John Hamilton said...

This bit makes me think...

"Does familiarity with these "jokes" (even in the context of friendship & banter) open the door for other people to use these in a more sinister manner?"

... and what I think is that perhaps the person in a friendship group who is the butt of the joke may not feel free to admit even to friends that he/she finds the joke uncomfortable or even distasteful.

I think political correctness certainly needs to be carefully assessed through a Christian perspective.

And I think we all feel comfortable about some areas of humour and not with others...

Andy Bill said...

As someone who's both been on the end of these types of jokes or 'banter' and who has also made them and laughed along to them; the question for me that comes up along side the very helpful points you've made dinger is that of:

What is our motivation for telling such jokes or remarks?
- hopefully thinking about this would help to get to the root of the problem around racism/ oppression overall...

I also am lead to remember what Thompson (2003) says in relation to anti-oppressive practice and racism:
"In effect, to abstain from challenging racism amounts to voting for the status quo of widespread racial oppression."

Keep on challenging for the King,

Andy

*if you want the full reference for the quote, get me on the email.

Ruth E said...

We're well known in Northern Ireland for our sarcastic humour, but even that can hurt without meaning to. I guess the same applies to racist/sectarian jokes.

I can see what Jonathon Woods is saying about political correctness however a lot of these sorts of jokes are told/said about various groups with little or no knowledge of what they are like and can cause prejudice and division without intending to.

I'm all for banter and a laugh but when it pushes people apart and tears people down instead of bringing us together, it's just not worth it

Mark said...

Go on, surely you can ask a tougher question than that?

Years ago I saw someone on TV - a comedian, I think, but I can't remember who it was - say that there's a butt to every joke: everything that we find funny will ultimately be at the expense of someone else. He argued that the cost of laughing at someone else's expense was living with the jokes that are at our own expense.
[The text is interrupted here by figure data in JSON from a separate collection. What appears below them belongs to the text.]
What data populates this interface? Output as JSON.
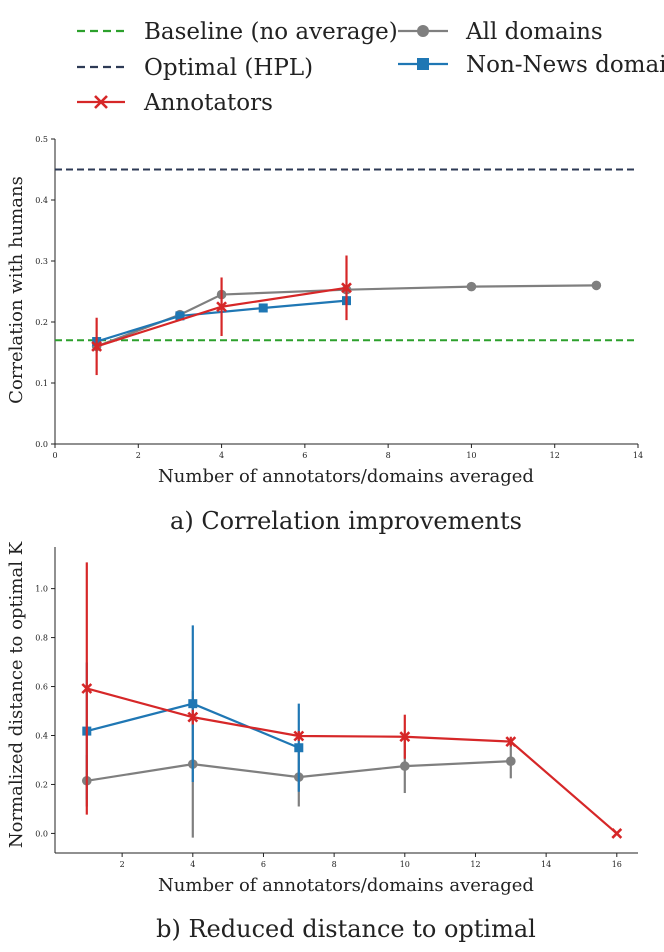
{
  "legend": {
    "entries": [
      {
        "label": "Baseline (no average)",
        "color": "#2ca02c",
        "style": "dashed"
      },
      {
        "label": "Optimal (HPL)",
        "color": "#2d3a55",
        "style": "dashed"
      },
      {
        "label": "Annotators",
        "color": "#d62728",
        "marker": "x"
      },
      {
        "label": "All domains",
        "color": "#7f7f7f",
        "marker": "circle"
      },
      {
        "label": "Non-News domains",
        "color": "#1f77b4",
        "marker": "square"
      }
    ]
  },
  "chart_data": [
    {
      "type": "line",
      "caption": "a) Correlation improvements",
      "xlabel": "Number of annotators/domains averaged",
      "ylabel": "Correlation with humans",
      "xlim": [
        0,
        14
      ],
      "ylim": [
        0,
        0.5
      ],
      "xticks": [
        0,
        2,
        4,
        6,
        8,
        10,
        12,
        14
      ],
      "yticks": [
        0.0,
        0.1,
        0.2,
        0.3,
        0.4,
        0.5
      ],
      "xtick_labels": [
        "0",
        "2",
        "4",
        "6",
        "8",
        "10",
        "12",
        "14"
      ],
      "ytick_labels": [
        "0.0",
        "0.1",
        "0.2",
        "0.3",
        "0.4",
        "0.5"
      ],
      "hlines": [
        {
          "name": "Baseline (no average)",
          "y": 0.17,
          "color": "#2ca02c"
        },
        {
          "name": "Optimal (HPL)",
          "y": 0.45,
          "color": "#2d3a55"
        }
      ],
      "series": [
        {
          "name": "All domains",
          "color": "#7f7f7f",
          "marker": "circle",
          "x": [
            1,
            3,
            4,
            7,
            10,
            13
          ],
          "y": [
            0.16,
            0.212,
            0.245,
            0.253,
            0.258,
            0.26
          ],
          "err": [
            0.01,
            0.005,
            0.005,
            0.005,
            0.005,
            0.005
          ]
        },
        {
          "name": "Non-News domains",
          "color": "#1f77b4",
          "marker": "square",
          "x": [
            1,
            3,
            5,
            7
          ],
          "y": [
            0.168,
            0.21,
            0.223,
            0.235
          ],
          "err": [
            0.005,
            0.004,
            0.007,
            0.006
          ]
        },
        {
          "name": "Annotators",
          "color": "#d62728",
          "marker": "x",
          "x": [
            1,
            4,
            7
          ],
          "y": [
            0.16,
            0.225,
            0.256
          ],
          "err": [
            0.047,
            0.048,
            0.053
          ]
        }
      ]
    },
    {
      "type": "line",
      "caption": "b) Reduced distance to optimal",
      "xlabel": "Number of annotators/domains averaged",
      "ylabel": "Normalized distance to optimal K",
      "xlim": [
        0.1,
        16.6
      ],
      "ylim": [
        -0.08,
        1.17
      ],
      "xticks": [
        2,
        4,
        6,
        8,
        10,
        12,
        14,
        16
      ],
      "yticks": [
        0.0,
        0.2,
        0.4,
        0.6,
        0.8,
        1.0
      ],
      "xtick_labels": [
        "2",
        "4",
        "6",
        "8",
        "10",
        "12",
        "14",
        "16"
      ],
      "ytick_labels": [
        "0.0",
        "0.2",
        "0.4",
        "0.6",
        "0.8",
        "1.0"
      ],
      "series": [
        {
          "name": "All domains",
          "color": "#7f7f7f",
          "marker": "circle",
          "x": [
            1,
            4,
            7,
            10,
            13
          ],
          "y": [
            0.215,
            0.283,
            0.23,
            0.275,
            0.295
          ],
          "err": [
            0.105,
            0.3,
            0.12,
            0.11,
            0.07
          ]
        },
        {
          "name": "Non-News domains",
          "color": "#1f77b4",
          "marker": "square",
          "x": [
            1,
            4,
            7
          ],
          "y": [
            0.418,
            0.53,
            0.35
          ],
          "err": [
            0.28,
            0.32,
            0.18
          ]
        },
        {
          "name": "Annotators",
          "color": "#d62728",
          "marker": "x",
          "x": [
            1,
            4,
            7,
            10,
            13,
            16
          ],
          "y": [
            0.592,
            0.475,
            0.398,
            0.395,
            0.375,
            0.0
          ],
          "err": [
            0.515,
            0.03,
            0.02,
            0.09,
            0.02,
            0.0
          ]
        }
      ]
    }
  ]
}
I think there's an important insight in that, but it needs thinking about.

It's easy for me to say that if I make a sectarian or racist joke, that's okay because it's only a joke and I don't mean it - but intentions are a trap. If I tell a joke that causes someone else hurt, it doesn't matter whether I meant it to or not. They're still hurt.

If I tell a joke with its humour in race, odds are I'm not qualified to say if it's offensive or not, because I'm a middle-class white guy.

Then you get into the realms of, "Well, there was no-one here to be offended by it, so that's okay." Is it? Really?

Racial and sectarian jokes are invariably based in stereotypes, so maybe taking care over them isn't about political correctness - it's about checking the assumptions you make about other people. "You're a Catholic, so..." "You're Asian, so..." "You're from Liverpool, so..." I'd love to be able to say I can make jokes and they have nothing to do with what I really think about people, but I don't have that sort of confidence in my own impartiality and sense. Does anyone?

On a tangent, is the problem with political correctness" that it tries to pretend there is no difference between anyone? Better to recognise and value God-made diversity in humanity.